Unfair? Not in the least: Power in the House is determined in 435 separate district-level elections, not one mass nationwide vote. Similarly, control of the presidency is determined not in a single grand plebiscite, but in 51 state-level elections (including the District of Columbia). Trump won 60 percent of those elections: a decisive majority in the only tally that counted.
It’s easy to score rhetorical points by claiming smugly that “the people chose Hillary Clinton,” but the American method of choosing a president has been in place for two centuries. The Constitution is indifferent to national popular voting trends. This is a nation made up of states, not the undifferentiated population as a whole. Those states have different political, economic, and cultural interests — Massachusetts and Arkansas are not interchangeable — and the Founders designed a federal system that respects each state’s identity and autonomy. The Electoral College, as part of that system, ensures that voters in a handful of densely populated urban regions cannot hand the presidency to a candidate that a significant majority of the states oppose.

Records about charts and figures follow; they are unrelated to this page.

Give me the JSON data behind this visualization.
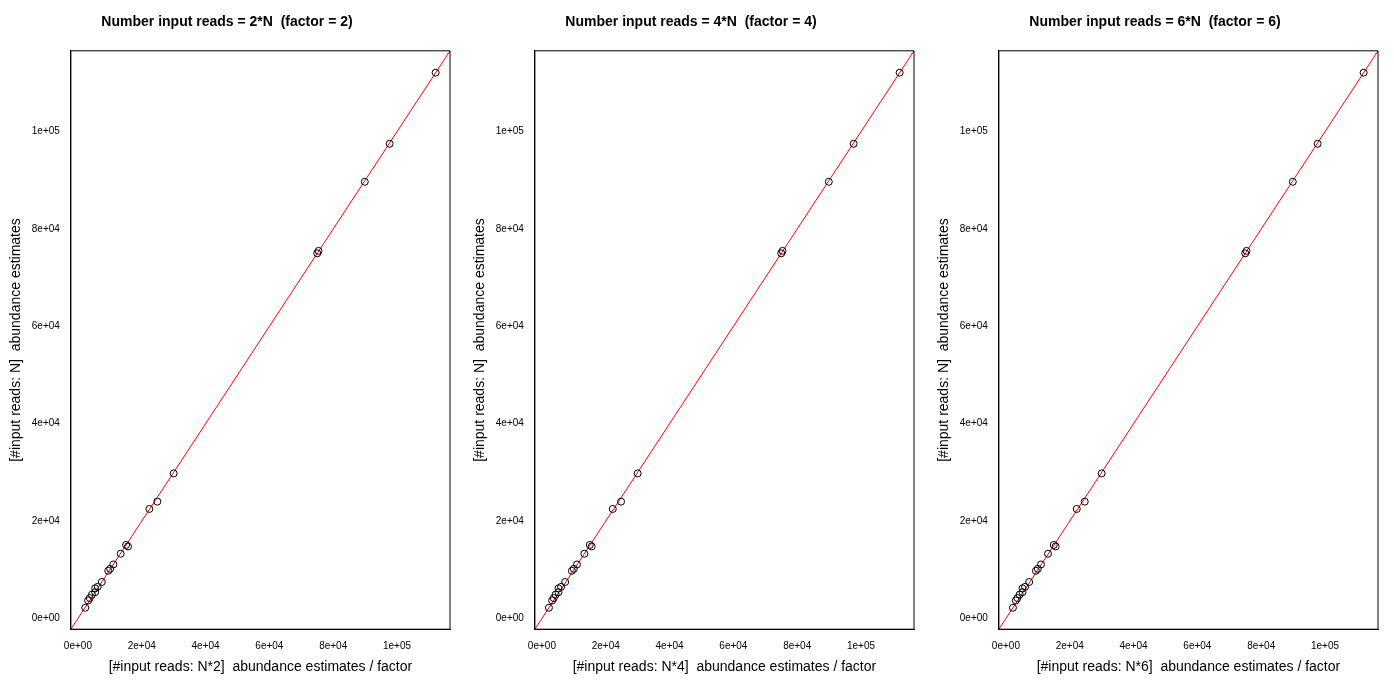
{
  "chart_data": [
    {
      "type": "scatter",
      "title": "Number input reads = 2*N  (factor = 2)",
      "xlabel": "[#input reads: N*2]  abundance estimates / factor",
      "ylabel": "[#input reads: N]  abundance estimates",
      "xlim": [
        -2200,
        116600
      ],
      "ylim": [
        -2200,
        116600
      ],
      "xticks": [
        {
          "value": 0,
          "label": "0e+00"
        },
        {
          "value": 20000,
          "label": "2e+04"
        },
        {
          "value": 40000,
          "label": "4e+04"
        },
        {
          "value": 60000,
          "label": "6e+04"
        },
        {
          "value": 80000,
          "label": "8e+04"
        },
        {
          "value": 100000,
          "label": "1e+05"
        }
      ],
      "yticks": [
        {
          "value": 0,
          "label": "0e+00"
        },
        {
          "value": 20000,
          "label": "2e+04"
        },
        {
          "value": 40000,
          "label": "4e+04"
        },
        {
          "value": 60000,
          "label": "6e+04"
        },
        {
          "value": 80000,
          "label": "8e+04"
        },
        {
          "value": 100000,
          "label": "1e+05"
        }
      ],
      "grid": false,
      "series": [
        {
          "type": "scatter",
          "marker": "circle",
          "color": "#000000",
          "x": [
            2300,
            3200,
            3700,
            4400,
            5400,
            5400,
            6200,
            7500,
            9500,
            10100,
            11100,
            13400,
            15100,
            15700,
            22400,
            24900,
            30000,
            75000,
            75400,
            89900,
            97700,
            112100
          ],
          "values": [
            2200,
            3700,
            4200,
            4900,
            5400,
            6200,
            6500,
            7500,
            9800,
            10200,
            11100,
            13300,
            15100,
            14800,
            22500,
            24000,
            29800,
            75000,
            75500,
            89700,
            97500,
            112100
          ]
        },
        {
          "type": "line",
          "marker": "none",
          "color": "#ff0000",
          "x": [
            -2200,
            116600
          ],
          "values": [
            -2200,
            116600
          ]
        }
      ]
    },
    {
      "type": "scatter",
      "title": "Number input reads = 4*N  (factor = 4)",
      "xlabel": "[#input reads: N*4]  abundance estimates / factor",
      "ylabel": "[#input reads: N]  abundance estimates",
      "xlim": [
        -2200,
        116600
      ],
      "ylim": [
        -2200,
        116600
      ],
      "xticks": [
        {
          "value": 0,
          "label": "0e+00"
        },
        {
          "value": 20000,
          "label": "2e+04"
        },
        {
          "value": 40000,
          "label": "4e+04"
        },
        {
          "value": 60000,
          "label": "6e+04"
        },
        {
          "value": 80000,
          "label": "8e+04"
        },
        {
          "value": 100000,
          "label": "1e+05"
        }
      ],
      "yticks": [
        {
          "value": 0,
          "label": "0e+00"
        },
        {
          "value": 20000,
          "label": "2e+04"
        },
        {
          "value": 40000,
          "label": "4e+04"
        },
        {
          "value": 60000,
          "label": "6e+04"
        },
        {
          "value": 80000,
          "label": "8e+04"
        },
        {
          "value": 100000,
          "label": "1e+05"
        }
      ],
      "grid": false,
      "series": [
        {
          "type": "scatter",
          "marker": "circle",
          "color": "#000000",
          "x": [
            2200,
            3200,
            3700,
            4300,
            5200,
            5200,
            6000,
            7300,
            9400,
            10000,
            11000,
            13300,
            15000,
            15600,
            22200,
            24800,
            30000,
            75000,
            75400,
            89900,
            97700,
            112100
          ],
          "values": [
            2200,
            3700,
            4200,
            4900,
            5400,
            6200,
            6500,
            7500,
            9800,
            10200,
            11100,
            13300,
            15100,
            14800,
            22500,
            24000,
            29800,
            75000,
            75500,
            89700,
            97500,
            112100
          ]
        },
        {
          "type": "line",
          "marker": "none",
          "color": "#ff0000",
          "x": [
            -2200,
            116600
          ],
          "values": [
            -2200,
            116600
          ]
        }
      ]
    },
    {
      "type": "scatter",
      "title": "Number input reads = 6*N  (factor = 6)",
      "xlabel": "[#input reads: N*6]  abundance estimates / factor",
      "ylabel": "[#input reads: N]  abundance estimates",
      "xlim": [
        -2200,
        116600
      ],
      "ylim": [
        -2200,
        116600
      ],
      "xticks": [
        {
          "value": 0,
          "label": "0e+00"
        },
        {
          "value": 20000,
          "label": "2e+04"
        },
        {
          "value": 40000,
          "label": "4e+04"
        },
        {
          "value": 60000,
          "label": "6e+04"
        },
        {
          "value": 80000,
          "label": "8e+04"
        },
        {
          "value": 100000,
          "label": "1e+05"
        }
      ],
      "yticks": [
        {
          "value": 0,
          "label": "0e+00"
        },
        {
          "value": 20000,
          "label": "2e+04"
        },
        {
          "value": 40000,
          "label": "4e+04"
        },
        {
          "value": 60000,
          "label": "6e+04"
        },
        {
          "value": 80000,
          "label": "8e+04"
        },
        {
          "value": 100000,
          "label": "1e+05"
        }
      ],
      "grid": false,
      "series": [
        {
          "type": "scatter",
          "marker": "circle",
          "color": "#000000",
          "x": [
            2200,
            3100,
            3600,
            4300,
            5200,
            5200,
            6000,
            7300,
            9400,
            10000,
            11000,
            13200,
            15000,
            15600,
            22200,
            24700,
            30000,
            75000,
            75400,
            89900,
            97700,
            112100
          ],
          "values": [
            2200,
            3700,
            4200,
            4900,
            5400,
            6200,
            6500,
            7500,
            9800,
            10200,
            11100,
            13300,
            15100,
            14800,
            22500,
            24000,
            29800,
            75000,
            75500,
            89700,
            97500,
            112100
          ]
        },
        {
          "type": "line",
          "marker": "none",
          "color": "#ff0000",
          "x": [
            -2200,
            116600
          ],
          "values": [
            -2200,
            116600
          ]
        }
      ]
    }
  ]
}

Remember, it was the states that created the national government. That’s why it takes a consensus of the states, not merely a popular majority, to elect a president or amend the Constitution. That’s why we have a Senate, in which states, not voters, are equal — and why that undemocratic Senate is empowered to ratify treaties, confirm judges, and try cases of impeachment.
Clinton’s popular-vote bonanza may ease her followers’ disappointment, but neither she nor Trump campaigned to win the most popular ballots. Their campaigns were explicitly focused on winning 270 electoral votes. As David French astutely pointed out in National Review the other day, “We don’t know who would have won the 2016 (or 2000) presidential races if the president was elected by popular vote because the race would have been run completely differently. … Democrats declaring Hillary’s superiority aren’t unlike sports fans who stubbornly cling to the notion that their team would win if only the rules were just a little bit different.” If the World Series were decided by total runs scored, the Chicago Cubs and Cleveland Indians would be sharing the 2016 trophy (each had 27 runs over the course of the seven games). But baseball doesn’t work that way.
The American presidency isn’t won by amassing raw votes. The Constitution was crafted to thwart pure majoritarianism, which the Founders knew was apt to lead to a tyranny of the masses. In the immediate aftermath of a bitter campaign, the losing side can be forgiven for not rushing to extol the virtues of the Electoral College. But its virtues are considerable. No one becomes president without commanding the support of many states. It’s no guarantee of presidential wisdom, courage, or honesty. But it does confer constitutional and political legitimacy. In a nation as polarized and diverse as ours, that’s no small thing.
Jeff Jacoby is a columnist for The Boston Globe.